Saturday, November 22, 2014

Marjorie McIntyre, The River Witch

Introduction

Opening Passage:

Travelers going west in the 1850's were a serious people, acutely conscious of the importance of an extra ration, or of the tragedy that an ailing horse or a broken wheel could bring. Yet the life of the emigrant was not barren; he took along a sense of humor and a hoard of songs and tales.

On the California trail, a ballad or a sad tale was better than a rocking chair or a rosewood chest. You could sing the ballad around the campfire of an evening or tell the tale to each new person you met -- adding a bit yourself if you had a mind to.

It was along the Missouri River, the hub of westward activity, where travelers would surely have heard the strange ballad of "The River Witch." Intrigued, they listened and wondered about her. Who was she?

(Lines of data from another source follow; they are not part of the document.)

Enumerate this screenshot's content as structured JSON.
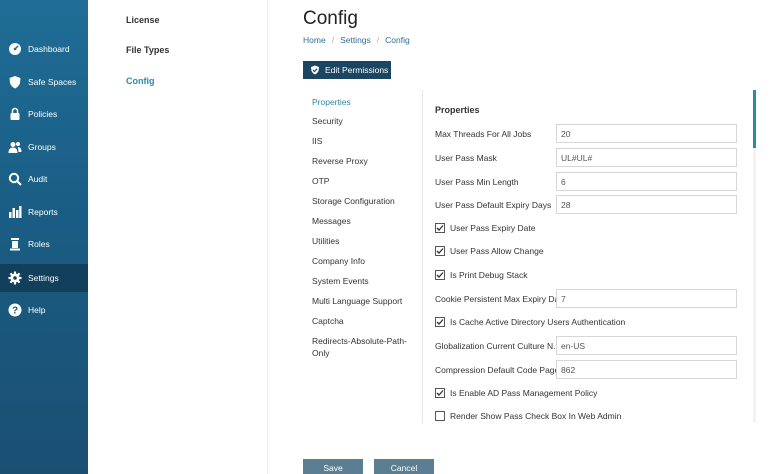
{
  "nav": {
    "items": [
      {
        "label": "Dashboard",
        "icon": "dashboard-icon"
      },
      {
        "label": "Safe Spaces",
        "icon": "shield-icon"
      },
      {
        "label": "Policies",
        "icon": "lock-icon"
      },
      {
        "label": "Groups",
        "icon": "users-icon"
      },
      {
        "label": "Audit",
        "icon": "search-icon"
      },
      {
        "label": "Reports",
        "icon": "bar-chart-icon"
      },
      {
        "label": "Roles",
        "icon": "roles-icon"
      },
      {
        "label": "Settings",
        "icon": "gear-icon"
      },
      {
        "label": "Help",
        "icon": "help-icon"
      }
    ],
    "active": "Settings"
  },
  "subnav": {
    "items": [
      {
        "label": "License"
      },
      {
        "label": "File Types"
      },
      {
        "label": "Config"
      }
    ],
    "active": "Config"
  },
  "page": {
    "title": "Config",
    "breadcrumb": [
      "Home",
      "Settings",
      "Config"
    ],
    "edit_permissions_label": "Edit Permissions"
  },
  "sections": {
    "items": [
      "Properties",
      "Security",
      "IIS",
      "Reverse Proxy",
      "OTP",
      "Storage Configuration",
      "Messages",
      "Utilities",
      "Company Info",
      "System Events",
      "Multi Language Support",
      "Captcha",
      "Redirects-Absolute-Path-Only"
    ],
    "active": "Properties"
  },
  "properties": {
    "title": "Properties",
    "fields": [
      {
        "label": "Max Threads For All Jobs",
        "value": "20"
      },
      {
        "label": "User Pass Mask",
        "value": "UL#UL#"
      },
      {
        "label": "User Pass Min Length",
        "value": "6"
      },
      {
        "label": "User Pass Default Expiry Days",
        "value": "28"
      }
    ],
    "checks_a": [
      {
        "label": "User Pass Expiry Date",
        "checked": true
      },
      {
        "label": "User Pass Allow Change",
        "checked": true
      },
      {
        "label": "Is Print Debug Stack",
        "checked": true
      }
    ],
    "cookie_field": {
      "label": "Cookie Persistent Max Expiry Date",
      "value": "7"
    },
    "check_cache": {
      "label": "Is Cache Active Directory Users Authentication",
      "checked": true
    },
    "fields_b": [
      {
        "label": "Globalization Current Culture N...",
        "value": "en-US"
      },
      {
        "label": "Compression Default Code Page",
        "value": "862"
      }
    ],
    "checks_b": [
      {
        "label": "Is Enable AD Pass Management Policy",
        "checked": true
      },
      {
        "label": "Render Show Pass Check Box In Web Admin",
        "checked": false
      }
    ]
  },
  "footer": {
    "save_label": "Save",
    "cancel_label": "Cancel"
  },
  "colors": {
    "nav_bg": "#1f6d96",
    "nav_active": "#123f5c",
    "accent": "#2a8aa8",
    "primary_button": "#1b4560",
    "footer_button": "#5b7e93"
  }
}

Summary: In the second quarter of the nineteenth century, the steamboats move up and down the navigable but treacherous Missouri River, the steamboat trade dominated by the powerful Knapp family. Along its banks a diverse population of both abolitionists and slave-owners. tries to live in peace with each other and with the constant influx of travelers east and west, but it is beginning to get very difficult, and tensions are rising. Cordelia Riley, daughter of a steamboat owner, and a Knapp on her mother's side, grows up loving the river, even stowing away at one point on her father's boat. There she meets two people who will play an especially important role in her story: Red Maude, the prostitute, who she discovers in her father's room, and Josiah Callahan, the handsome young adventurer who saves her when she gets lost. And as the story unfolds, with her hatred of Red Maude and her love of Josiah Callahan, we come to learn why the River Witch ballad is sung about her.

The basic kind of story is one that I tend not to like -- the beautiful young woman who irresistibly attracts two handsome young men (Josiah and the pilot Pierre de Vries) and marries one while loving the other, in this case for a reason so unreasonable that it isn't clear it should be considered a reason at all. There's nothing wrong with this plot on its own, but there are so many ways it can be done badly that one usually sees it done badly. And, indeed, Cordelia is mostly insufferable. To be sure, she is very young, but it is difficult to sympathize with the self-centered. Yet there is a sort of realism to it. Cordelia hardly knows Josiah, but she loves the idea of Josiah, and because of that she cannot see the good things she has for what they are. At one point Pierre gets very angry at her when she says she does not deserve him; it's certainly true that she doesn't deserve him, but the statement in some sense simply expresses the problem, that she has already sabotaged the relationship, limiting it by nothing other than her ideas of it. And, indeed, this is a steady theme with her: she interacts with her own ideas, and not the real world, until it is almost too late.

In addition to the romance, there is plenty of color from the steamboat industry, which is somewhat interesting, and about the hardships of the day. There is also a strong focus on the relation between blacks and whites, as perhaps there could hardly avoid being in a story set in this region in this period. Stories written in the 1950s on race relations are always very hit-and-miss. There are some awkward aspects to the story here, but there are some things done well. Button, the free black roustabout, is far and away the most vivid character in the book; and Button's somewhat sardonic comment that while he is forced to see things as they are, "white folks butts they head on the wall," summarizes pretty well why he often seems to be the only sensible person in the vicinity. And Jean Austin's role in the book is interesting in its own right, as well.

There is a great deal that's interesting in the story, and it is told very well, but one of the clear difficulties is that while the tale is filled with interesting characters, the one person we know most about is the person whose primary interest is that she meets interesting characters. To be sure, there are threads of the tapestry in which she rises above this, as in the basic story of how she became the River Witch; but the romance has a tendency to put itself forward, and her actions in that are almost entirely irrational. Characterization is not the focus of the work, though; this is a plot-driven story, an etiology of a haunting legend, and as such it manages to pull together a number of good elements in a way that is certainly readable. And even with the characterization, most of the characters are quite interesting for the short bits in which we see them; we get lots of fragments of interesting stories -- it is too bad that they remain fragments.

Favorite Passage:

Reverend Bird turned his deep-set eyes on her. "I read of the tragedy of The Blue Teal and I said a prayer for your parents. I presume, my child, that you are saved?"

Cordelia looked down at her plate. "I took the Catholic faith when I married Pierre. He is a devout Catholic."

"Most unfortunate." Reverend Bird shook his head. "Catholics mean well, but they take the easy way out."

There was an awkward silence. Finally Cordelia asked, "How are you doing with your preaching, Reverend Bird?"

"Not too well," he said. "Iniquity abounds along the Missouri River."

Recommendation: As light reading, it's worth your time if you happen to come across it.